The University of the Ryūkyūs, where I teach, is located about three kilometers from the air base, and my lectures are invariably interrupted by the roar of aircraft flying overhead. On one occasion, a training flight passed directly over the building where high school seniors were taking the English listening component of the nationwide university entrance examination. Since the COVID-19 pandemic hit, moreover, classroom windows must be left open to provide ventilation. As a result, I have no choice but to stop the class while we wait for a dozen or so military aircraft to pass over.

What is to be done?

Since the 1990s, the government of Okinawa has been calling for renegotiation of SOFA to address Okinawans’ grievances, arguing that the Joint Committee’s efforts to “improve the operation” of SOFA are ineffective.

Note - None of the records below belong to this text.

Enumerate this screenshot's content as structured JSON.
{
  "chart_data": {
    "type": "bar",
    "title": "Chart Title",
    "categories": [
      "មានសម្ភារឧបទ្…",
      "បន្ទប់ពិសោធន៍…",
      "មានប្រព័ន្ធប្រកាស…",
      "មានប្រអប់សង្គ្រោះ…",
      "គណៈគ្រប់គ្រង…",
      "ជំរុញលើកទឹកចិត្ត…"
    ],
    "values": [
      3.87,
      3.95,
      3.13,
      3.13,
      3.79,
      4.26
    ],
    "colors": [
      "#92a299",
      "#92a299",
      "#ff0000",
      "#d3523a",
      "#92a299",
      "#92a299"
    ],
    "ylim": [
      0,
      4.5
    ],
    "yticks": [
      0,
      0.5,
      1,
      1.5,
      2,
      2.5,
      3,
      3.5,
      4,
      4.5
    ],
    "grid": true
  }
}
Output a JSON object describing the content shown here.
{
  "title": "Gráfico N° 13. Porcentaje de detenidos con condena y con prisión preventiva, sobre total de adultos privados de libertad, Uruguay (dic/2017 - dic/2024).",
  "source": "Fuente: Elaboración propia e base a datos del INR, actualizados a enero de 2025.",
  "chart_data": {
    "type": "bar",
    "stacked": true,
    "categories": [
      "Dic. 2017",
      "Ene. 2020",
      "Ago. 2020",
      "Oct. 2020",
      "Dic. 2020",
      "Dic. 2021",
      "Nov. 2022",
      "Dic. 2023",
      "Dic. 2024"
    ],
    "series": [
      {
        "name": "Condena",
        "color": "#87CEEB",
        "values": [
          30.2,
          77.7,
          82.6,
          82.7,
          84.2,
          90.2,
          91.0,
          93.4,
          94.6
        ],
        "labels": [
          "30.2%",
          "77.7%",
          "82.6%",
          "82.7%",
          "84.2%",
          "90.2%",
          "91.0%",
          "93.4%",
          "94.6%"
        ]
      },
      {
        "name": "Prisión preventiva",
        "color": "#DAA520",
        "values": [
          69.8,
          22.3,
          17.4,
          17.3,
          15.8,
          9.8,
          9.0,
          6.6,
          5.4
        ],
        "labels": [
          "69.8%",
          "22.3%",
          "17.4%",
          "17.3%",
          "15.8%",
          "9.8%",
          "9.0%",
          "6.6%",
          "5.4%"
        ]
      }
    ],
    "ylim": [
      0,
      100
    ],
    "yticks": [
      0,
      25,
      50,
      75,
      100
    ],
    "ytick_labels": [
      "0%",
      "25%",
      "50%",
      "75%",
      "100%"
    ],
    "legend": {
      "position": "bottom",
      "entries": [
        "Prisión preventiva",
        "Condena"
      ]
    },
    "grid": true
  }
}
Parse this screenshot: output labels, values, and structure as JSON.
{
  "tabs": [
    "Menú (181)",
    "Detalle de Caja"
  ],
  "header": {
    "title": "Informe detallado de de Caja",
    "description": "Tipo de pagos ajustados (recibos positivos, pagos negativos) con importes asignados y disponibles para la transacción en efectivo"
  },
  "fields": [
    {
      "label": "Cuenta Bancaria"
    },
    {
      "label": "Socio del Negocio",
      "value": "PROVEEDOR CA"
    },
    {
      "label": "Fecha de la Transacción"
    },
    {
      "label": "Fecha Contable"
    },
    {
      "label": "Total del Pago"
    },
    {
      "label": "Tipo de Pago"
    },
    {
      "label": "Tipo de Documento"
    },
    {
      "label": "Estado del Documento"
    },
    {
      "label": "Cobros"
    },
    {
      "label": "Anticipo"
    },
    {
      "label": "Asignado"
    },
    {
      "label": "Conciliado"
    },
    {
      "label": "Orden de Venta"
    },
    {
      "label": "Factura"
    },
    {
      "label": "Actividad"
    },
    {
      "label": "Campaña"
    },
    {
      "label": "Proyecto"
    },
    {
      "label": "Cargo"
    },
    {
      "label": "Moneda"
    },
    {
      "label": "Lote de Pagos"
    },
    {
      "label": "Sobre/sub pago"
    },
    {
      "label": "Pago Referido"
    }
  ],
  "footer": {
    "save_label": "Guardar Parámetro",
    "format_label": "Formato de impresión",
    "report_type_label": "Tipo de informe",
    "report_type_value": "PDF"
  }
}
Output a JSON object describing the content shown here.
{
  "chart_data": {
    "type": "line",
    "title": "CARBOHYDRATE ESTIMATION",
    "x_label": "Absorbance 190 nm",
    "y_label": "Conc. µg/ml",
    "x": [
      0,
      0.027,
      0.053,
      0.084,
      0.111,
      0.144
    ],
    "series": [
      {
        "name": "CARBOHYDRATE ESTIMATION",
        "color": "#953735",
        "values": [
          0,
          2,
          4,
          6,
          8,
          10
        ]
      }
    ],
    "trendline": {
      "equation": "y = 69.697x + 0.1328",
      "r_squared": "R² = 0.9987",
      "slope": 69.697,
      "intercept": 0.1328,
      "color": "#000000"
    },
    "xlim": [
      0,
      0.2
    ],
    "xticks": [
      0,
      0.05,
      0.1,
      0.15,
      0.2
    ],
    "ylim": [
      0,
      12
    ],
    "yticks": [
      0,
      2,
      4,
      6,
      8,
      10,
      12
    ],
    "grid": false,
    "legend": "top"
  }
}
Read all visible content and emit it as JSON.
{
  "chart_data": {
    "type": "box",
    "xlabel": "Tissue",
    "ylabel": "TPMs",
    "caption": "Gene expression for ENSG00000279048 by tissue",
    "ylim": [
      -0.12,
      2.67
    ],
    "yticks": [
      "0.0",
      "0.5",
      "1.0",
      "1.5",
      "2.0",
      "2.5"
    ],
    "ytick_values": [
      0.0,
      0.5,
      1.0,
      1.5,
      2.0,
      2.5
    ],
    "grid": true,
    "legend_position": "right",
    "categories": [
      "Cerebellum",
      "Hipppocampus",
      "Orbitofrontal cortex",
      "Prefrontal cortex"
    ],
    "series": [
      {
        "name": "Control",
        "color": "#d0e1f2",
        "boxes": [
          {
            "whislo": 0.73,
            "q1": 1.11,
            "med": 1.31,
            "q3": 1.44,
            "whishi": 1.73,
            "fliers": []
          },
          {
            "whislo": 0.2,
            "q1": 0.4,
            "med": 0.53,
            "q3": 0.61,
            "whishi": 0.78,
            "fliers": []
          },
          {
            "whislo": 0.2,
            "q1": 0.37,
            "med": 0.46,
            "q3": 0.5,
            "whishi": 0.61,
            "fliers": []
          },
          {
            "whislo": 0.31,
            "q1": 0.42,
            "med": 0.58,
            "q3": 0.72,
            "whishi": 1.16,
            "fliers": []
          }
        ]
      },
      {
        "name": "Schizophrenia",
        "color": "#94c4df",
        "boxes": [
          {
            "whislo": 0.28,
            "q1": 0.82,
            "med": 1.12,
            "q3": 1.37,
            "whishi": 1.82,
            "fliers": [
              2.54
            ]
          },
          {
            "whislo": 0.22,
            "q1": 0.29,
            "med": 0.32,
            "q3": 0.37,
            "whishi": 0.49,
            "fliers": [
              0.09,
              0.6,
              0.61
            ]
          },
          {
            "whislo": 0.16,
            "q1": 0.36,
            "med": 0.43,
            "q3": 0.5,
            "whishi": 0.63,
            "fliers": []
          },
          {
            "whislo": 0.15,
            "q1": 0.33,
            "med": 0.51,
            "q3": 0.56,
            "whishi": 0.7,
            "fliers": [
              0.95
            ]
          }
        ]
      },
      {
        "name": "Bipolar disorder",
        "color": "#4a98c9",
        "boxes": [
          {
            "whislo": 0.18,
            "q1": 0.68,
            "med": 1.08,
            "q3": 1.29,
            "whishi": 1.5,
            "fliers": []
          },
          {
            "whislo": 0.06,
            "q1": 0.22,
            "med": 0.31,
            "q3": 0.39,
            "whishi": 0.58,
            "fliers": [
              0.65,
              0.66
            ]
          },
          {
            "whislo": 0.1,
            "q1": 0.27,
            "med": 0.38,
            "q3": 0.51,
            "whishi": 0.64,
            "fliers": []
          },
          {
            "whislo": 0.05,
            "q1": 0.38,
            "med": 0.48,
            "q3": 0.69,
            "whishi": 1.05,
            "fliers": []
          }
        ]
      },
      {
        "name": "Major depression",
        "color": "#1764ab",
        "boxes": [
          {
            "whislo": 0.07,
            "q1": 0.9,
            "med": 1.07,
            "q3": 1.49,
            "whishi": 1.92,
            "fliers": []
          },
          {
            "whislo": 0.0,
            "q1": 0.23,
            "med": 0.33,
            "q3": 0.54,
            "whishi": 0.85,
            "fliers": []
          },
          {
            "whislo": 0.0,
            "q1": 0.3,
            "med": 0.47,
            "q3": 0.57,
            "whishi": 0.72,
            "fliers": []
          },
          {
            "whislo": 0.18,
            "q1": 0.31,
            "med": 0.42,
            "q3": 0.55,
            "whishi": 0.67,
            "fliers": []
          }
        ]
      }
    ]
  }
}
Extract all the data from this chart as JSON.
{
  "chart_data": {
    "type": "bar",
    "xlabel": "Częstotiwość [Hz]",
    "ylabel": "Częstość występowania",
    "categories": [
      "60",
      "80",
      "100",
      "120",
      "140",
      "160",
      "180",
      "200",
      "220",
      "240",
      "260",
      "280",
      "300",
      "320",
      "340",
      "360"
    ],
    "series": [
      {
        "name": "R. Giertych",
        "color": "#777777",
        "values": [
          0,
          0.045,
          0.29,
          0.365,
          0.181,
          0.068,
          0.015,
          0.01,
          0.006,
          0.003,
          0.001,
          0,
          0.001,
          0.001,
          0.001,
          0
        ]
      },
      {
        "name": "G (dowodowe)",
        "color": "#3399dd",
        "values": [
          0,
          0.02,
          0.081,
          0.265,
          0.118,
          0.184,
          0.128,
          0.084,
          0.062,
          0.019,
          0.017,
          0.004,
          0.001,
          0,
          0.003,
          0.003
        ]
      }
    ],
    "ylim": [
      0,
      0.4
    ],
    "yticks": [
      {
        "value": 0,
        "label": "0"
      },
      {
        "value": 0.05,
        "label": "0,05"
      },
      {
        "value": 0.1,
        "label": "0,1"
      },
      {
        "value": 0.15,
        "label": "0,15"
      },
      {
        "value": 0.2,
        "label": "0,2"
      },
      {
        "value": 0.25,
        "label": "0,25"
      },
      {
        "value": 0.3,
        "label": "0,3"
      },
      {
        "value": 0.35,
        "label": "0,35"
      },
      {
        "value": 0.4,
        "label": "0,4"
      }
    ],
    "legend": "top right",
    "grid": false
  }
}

But the Japanese government has shown no sign of relenting. In either case, an agreement must be respected if it is to make a difference. Recent history suggests that the Joint Committee agreements can have an impact if the Japanese government is serious about enforcing them. For many years local Japanese authorities were unable to detain and question US military personnel charged with committing crimes off base until a formal indictment had been returned. However, after two successive agreements by the Japan-US Joint Committee, that has changed.

Even if the Japanese government is unwilling to undertake renegotiation of SOFA, it can surely pressure the Americans to abide by the noise-abatement agreements adopted by the Joint Committee. This is a practical step we can take toward addressing the core safety and quality-of-life issues posed by the US bases in Okinawa.